De notre côté, en tant que parlementaires nationaux, nous avons le devoir de nous assurer du respect du principe de subsidiarité dans les législations proposées.

Or, malgré tous les encadrements existants, il arrive que certains sujets ne soient pas suffisamment pris en compte dans l’élaboration des règles et dans leur harmonisation. Cela peut mener à des situations difficiles sur nos territoires et pour nos concitoyens.

Deux exemples sont à cet égard particulièrement éclairants.

Le premier concerne notre savoir-faire et notre patrimoine et a été porté à notre attention par l’une de mes collègues du groupe Les Indépendants, Vanina Paoli-Gagin. Actuellement, la Commission européenne réfléchit à une révision du règlement que l’on appelle communément Reach et, dans ce cadre, envisage d’interdire l’utilisation du plomb.
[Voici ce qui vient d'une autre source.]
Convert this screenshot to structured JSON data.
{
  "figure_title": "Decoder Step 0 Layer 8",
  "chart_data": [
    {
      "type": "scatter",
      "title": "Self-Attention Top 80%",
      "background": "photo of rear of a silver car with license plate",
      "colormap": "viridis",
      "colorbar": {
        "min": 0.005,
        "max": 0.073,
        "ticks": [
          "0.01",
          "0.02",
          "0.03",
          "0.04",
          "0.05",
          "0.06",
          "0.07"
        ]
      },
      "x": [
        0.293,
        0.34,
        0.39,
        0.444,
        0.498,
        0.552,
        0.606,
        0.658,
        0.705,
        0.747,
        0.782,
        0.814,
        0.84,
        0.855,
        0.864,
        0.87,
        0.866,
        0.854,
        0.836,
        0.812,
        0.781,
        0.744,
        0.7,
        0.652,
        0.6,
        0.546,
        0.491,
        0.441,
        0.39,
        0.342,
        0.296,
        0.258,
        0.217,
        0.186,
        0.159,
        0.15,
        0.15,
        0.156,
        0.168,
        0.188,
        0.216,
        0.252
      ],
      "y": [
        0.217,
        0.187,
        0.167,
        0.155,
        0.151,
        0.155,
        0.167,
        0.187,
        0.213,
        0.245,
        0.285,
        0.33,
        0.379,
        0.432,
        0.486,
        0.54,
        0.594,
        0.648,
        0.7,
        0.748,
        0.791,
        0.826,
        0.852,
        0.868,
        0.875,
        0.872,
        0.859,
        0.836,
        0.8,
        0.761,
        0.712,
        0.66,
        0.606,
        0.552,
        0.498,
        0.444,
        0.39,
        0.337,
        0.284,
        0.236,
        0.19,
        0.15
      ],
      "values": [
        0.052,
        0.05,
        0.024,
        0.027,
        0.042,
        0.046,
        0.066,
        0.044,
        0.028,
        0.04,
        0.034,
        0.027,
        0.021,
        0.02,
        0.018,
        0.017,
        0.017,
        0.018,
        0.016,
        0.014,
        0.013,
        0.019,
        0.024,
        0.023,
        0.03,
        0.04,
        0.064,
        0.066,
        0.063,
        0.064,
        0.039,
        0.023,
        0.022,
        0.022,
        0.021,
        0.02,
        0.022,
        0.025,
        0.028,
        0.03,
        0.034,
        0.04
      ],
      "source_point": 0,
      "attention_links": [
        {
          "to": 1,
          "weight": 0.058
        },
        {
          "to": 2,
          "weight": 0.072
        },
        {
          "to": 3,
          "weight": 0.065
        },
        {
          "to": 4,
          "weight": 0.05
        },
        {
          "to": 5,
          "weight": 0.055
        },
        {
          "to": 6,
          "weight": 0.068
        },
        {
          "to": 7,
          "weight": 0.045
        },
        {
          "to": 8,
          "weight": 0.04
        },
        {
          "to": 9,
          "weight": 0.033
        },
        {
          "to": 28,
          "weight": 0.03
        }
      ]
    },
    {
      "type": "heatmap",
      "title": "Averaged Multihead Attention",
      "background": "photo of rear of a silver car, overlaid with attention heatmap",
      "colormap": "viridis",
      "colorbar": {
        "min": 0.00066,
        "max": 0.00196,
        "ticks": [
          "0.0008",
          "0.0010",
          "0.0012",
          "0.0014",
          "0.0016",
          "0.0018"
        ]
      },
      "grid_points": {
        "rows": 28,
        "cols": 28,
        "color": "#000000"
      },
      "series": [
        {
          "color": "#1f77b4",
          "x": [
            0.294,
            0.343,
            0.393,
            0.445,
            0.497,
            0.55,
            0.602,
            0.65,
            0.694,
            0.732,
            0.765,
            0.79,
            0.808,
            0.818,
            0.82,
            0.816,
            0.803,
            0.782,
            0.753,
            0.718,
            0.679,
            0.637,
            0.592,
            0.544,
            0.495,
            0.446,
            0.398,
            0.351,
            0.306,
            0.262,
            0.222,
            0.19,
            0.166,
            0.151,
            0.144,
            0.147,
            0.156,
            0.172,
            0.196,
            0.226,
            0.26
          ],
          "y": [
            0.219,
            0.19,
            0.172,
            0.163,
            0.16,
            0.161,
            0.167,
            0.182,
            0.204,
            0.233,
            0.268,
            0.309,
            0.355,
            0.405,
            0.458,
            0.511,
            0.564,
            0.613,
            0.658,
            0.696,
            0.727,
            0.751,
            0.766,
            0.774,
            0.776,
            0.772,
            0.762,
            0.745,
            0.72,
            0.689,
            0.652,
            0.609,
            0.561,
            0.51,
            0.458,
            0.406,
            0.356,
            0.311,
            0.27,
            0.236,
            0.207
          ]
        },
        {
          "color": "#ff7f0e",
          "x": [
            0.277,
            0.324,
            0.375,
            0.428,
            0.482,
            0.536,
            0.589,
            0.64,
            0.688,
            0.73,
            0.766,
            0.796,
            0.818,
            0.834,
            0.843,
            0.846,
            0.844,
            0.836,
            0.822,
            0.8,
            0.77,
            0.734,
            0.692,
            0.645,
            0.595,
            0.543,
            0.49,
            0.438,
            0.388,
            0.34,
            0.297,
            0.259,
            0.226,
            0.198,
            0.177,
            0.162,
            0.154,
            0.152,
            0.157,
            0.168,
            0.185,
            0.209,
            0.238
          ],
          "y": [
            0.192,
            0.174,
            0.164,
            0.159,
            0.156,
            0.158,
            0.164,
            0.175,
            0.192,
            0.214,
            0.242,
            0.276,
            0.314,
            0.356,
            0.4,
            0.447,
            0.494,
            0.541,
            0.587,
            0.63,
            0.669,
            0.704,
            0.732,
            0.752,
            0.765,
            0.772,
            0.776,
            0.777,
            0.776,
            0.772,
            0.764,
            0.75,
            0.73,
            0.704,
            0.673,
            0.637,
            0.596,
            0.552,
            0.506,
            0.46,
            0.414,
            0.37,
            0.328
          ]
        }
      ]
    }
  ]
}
Dans la proposition de résolution européenne adoptée le 26 août dernier est expliqué tout l’enjeu qu’il y aurait à nuancer cette interdiction, notamment pour le secteur du vitrail. Nous avons la chance, en France, de détenir la plus grande surface au monde de vitraux. Les rapporteurs du texte faisaient remarquer qu’environ 60 % des vitraux européens se trouvaient dans notre pays ; notre savoir-faire est en la matière quasi unique. Or il est impossible, pour nos artisans, de se passer du plomb. D’ailleurs, cette filière a mis en place toute une série de mesures pour protéger des risques liés à la manipulation du plomb, mais aussi pour prévenir ces risques.

Ce patrimoine est un savoir-faire, certes, mais il représente aussi des milliers d’emplois sur nos territoires, et même au-delà. En mars 2001, le président Jacques Chirac, s’exprimant lors de la remise du titre de meilleur ouvrier de France, rappelait justement que « ce sont ses savoir-faire reconnus qui assurent pour une très large part la renommée de notre pays dans le monde entier » ; j’ajouterai : la renommée de l’Europe. Il est important que les territoires, les savoir-faire et les cultures soient mieux pris en considération dans la construction des règles européennes. À défaut, nous risquerions de perdre rien de moins que nos identités.

Le second exemple se trouve sur mon territoire. Il concerne les appellations d’origine protégée Brie de Meaux et Brie de Melun. L’obtention de ces AOP s’est avérée complexe, ce qui est normal lorsqu’un cahier des charges doit être défini pour un produit d’exception. Grâce à de nombreux acteurs du département, notamment les confréries, nous avons pu mettre en valeur ces fromages. Les confréries sont précieuses sur les territoires : elles jouent un rôle de garant de nos savoir-faire, de notre culture et de notre patrimoine. Elles connaissent les besoins et, souvent, soulèvent des problèmes. Il en existe plus d’un millier en France, regroupées dans les ambassades régionales des confréries, des produits du terroir, du goût et de la gastronomie.

Ma conviction est qu’il existe un besoin d’ingénierie territoriale, qui pourrait être satisfait sur le modèle d’une des propositions que j’avais formulées dans mon rapport d’information intitulé Pour une mobilisation plus ambitieuse des fonds européens au service des territoires. Le développement d’une telle ingénierie permettrait de faire remonter certains besoins et problèmes des territoires, comme ceux que je viens d’évoquer, et d’accompagner ces derniers.

Il me semble qu’à cet égard l’échelon départemental serait tout indiqué ; qu’en pensez-vous, madame la secrétaire d’État ? Je pense aux centres Europe Direct, dont c’est le rôle, qui ont commencé à voir le jour au sein de certains départements ou de certaines villes, ainsi qu’au réseau des maisons de l’Europe.

Ainsi le lien serait-il renforcé entre l’élaboration des réglementations et les besoins des citoyens et des territoires européens, et donc, in fine – nous en avons plus que jamais besoin –, entre l’Union européenne et les Européens.